The big question is: Are you really sober enough to drive home?
No. You’re definitely not sober enough to drive home.
Your body needs to clear out the alcohol from your system before you’re anywhere near sober. And there’s only one way to do that – the ethanol (alcohol) is metabolised by the liver, where enzymes break down the alcohol.
And because the liver is working so hard to metabolise the alcohol, it’ll be less able to deliver glucose to your body’s tissues, including your brain. Without enough glucose, your brain gets fatigued and hazy. You won’t be able to pay much attention or stay alert, and undeniably unfit to drive.

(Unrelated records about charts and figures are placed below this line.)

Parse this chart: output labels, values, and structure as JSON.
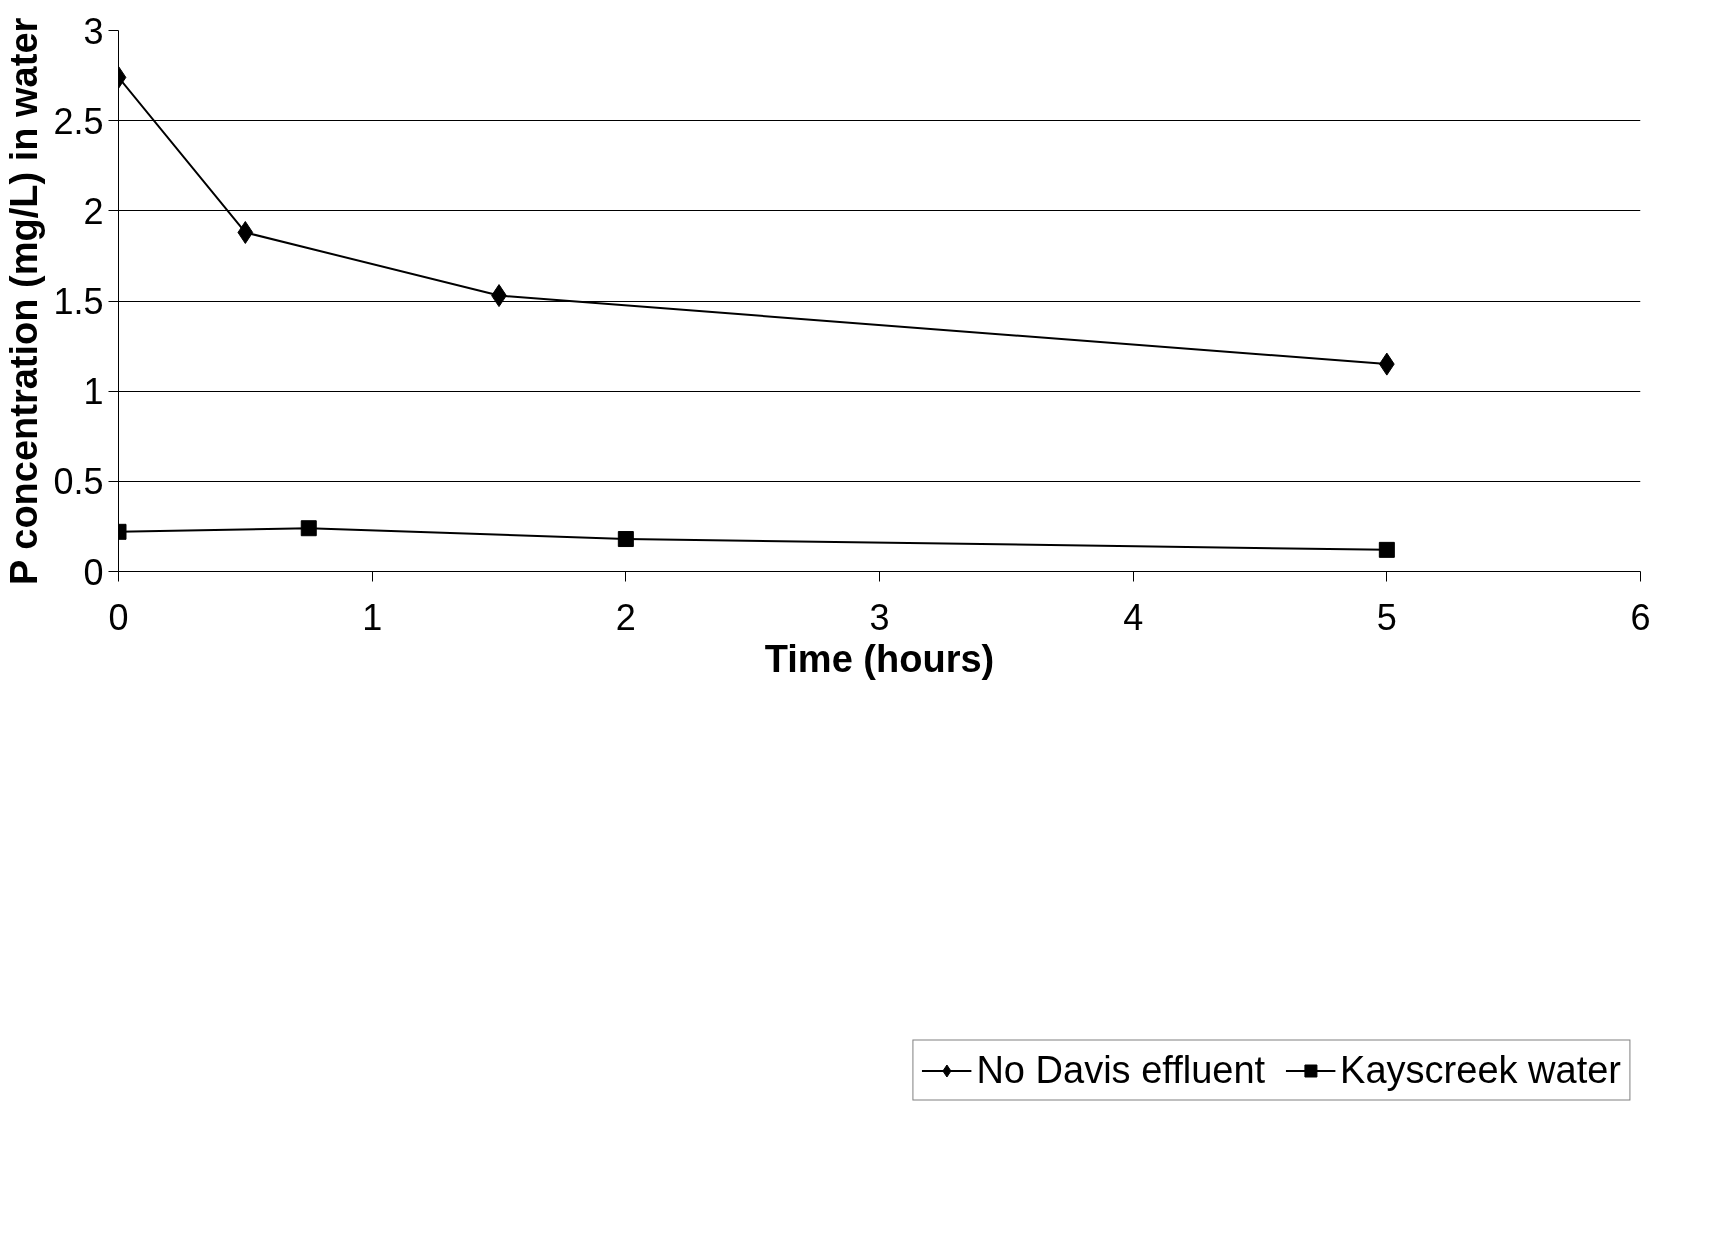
{
  "chart_data": {
    "type": "line",
    "xlabel": "Time (hours)",
    "ylabel": "P concentration (mg/L) in water",
    "xlim": [
      0,
      6
    ],
    "xticks": [
      0,
      1,
      2,
      3,
      4,
      5,
      6
    ],
    "ylim": [
      0,
      3
    ],
    "yticks": [
      0,
      0.5,
      1,
      1.5,
      2,
      2.5,
      3
    ],
    "grid": "y",
    "legend": "bottom right",
    "series": [
      {
        "name": "No Davis effluent",
        "color": "#000000",
        "marker": "diamond",
        "x": [
          0,
          0.5,
          1.5,
          5
        ],
        "values": [
          2.74,
          1.88,
          1.53,
          1.15
        ]
      },
      {
        "name": "Kayscreek water",
        "color": "#000000",
        "marker": "square",
        "x": [
          0,
          0.75,
          2,
          5
        ],
        "values": [
          0.22,
          0.24,
          0.18,
          0.12
        ]
      }
    ]
  }
}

But I feel sober enough to drive!
Your body can only metabolise so much alcohol at any one time. Most of the time, you drink more alcohol than your body can get rid of in the same period.
A person typically metabolises 10ml of ethanol per hour.
10ml of ethanol (or 1 unit) roughly translates to one of the following:
- Slightly less than a 285ml can of beer
- 100ml glass or wine
- a shot of spirits
Which means, if you’ve had five cans of beer, you probably shouldn’t be anywhere near the steering wheel for at least five hours, despite how sober you feel. However, this number is an estimate and can change depending on your sex, weight, age, recent food intake, and more.
And no, there are no quick fixes for drunkenness. Cold showers and coffee won’t help.
Caffeine has absolutely no positive impact on intoxication. The only role caffeine plays is to give you an adrenaline rush, which masks the fact that you can’t focus and make smart decisions. This makes you feel like you are more alert and can drive, but the truth is, you can’t. Read why caffeine and alcohol don’t work.
How do I know when I’m sober enough?
Nursing a drink for 90 minutes before your next can help your body get rid of the alcohol while you’re consuming it.
As metabolic rates may vary by about a third, you should always give yourself a minimum buffer time of 2 hours for each drink before getting behind the wheel.
The best option however, is to appoint a designated driver, or grab a taxi. This is the only option that leaves no victims (well, except the designated driver who has to abstain from alcohol).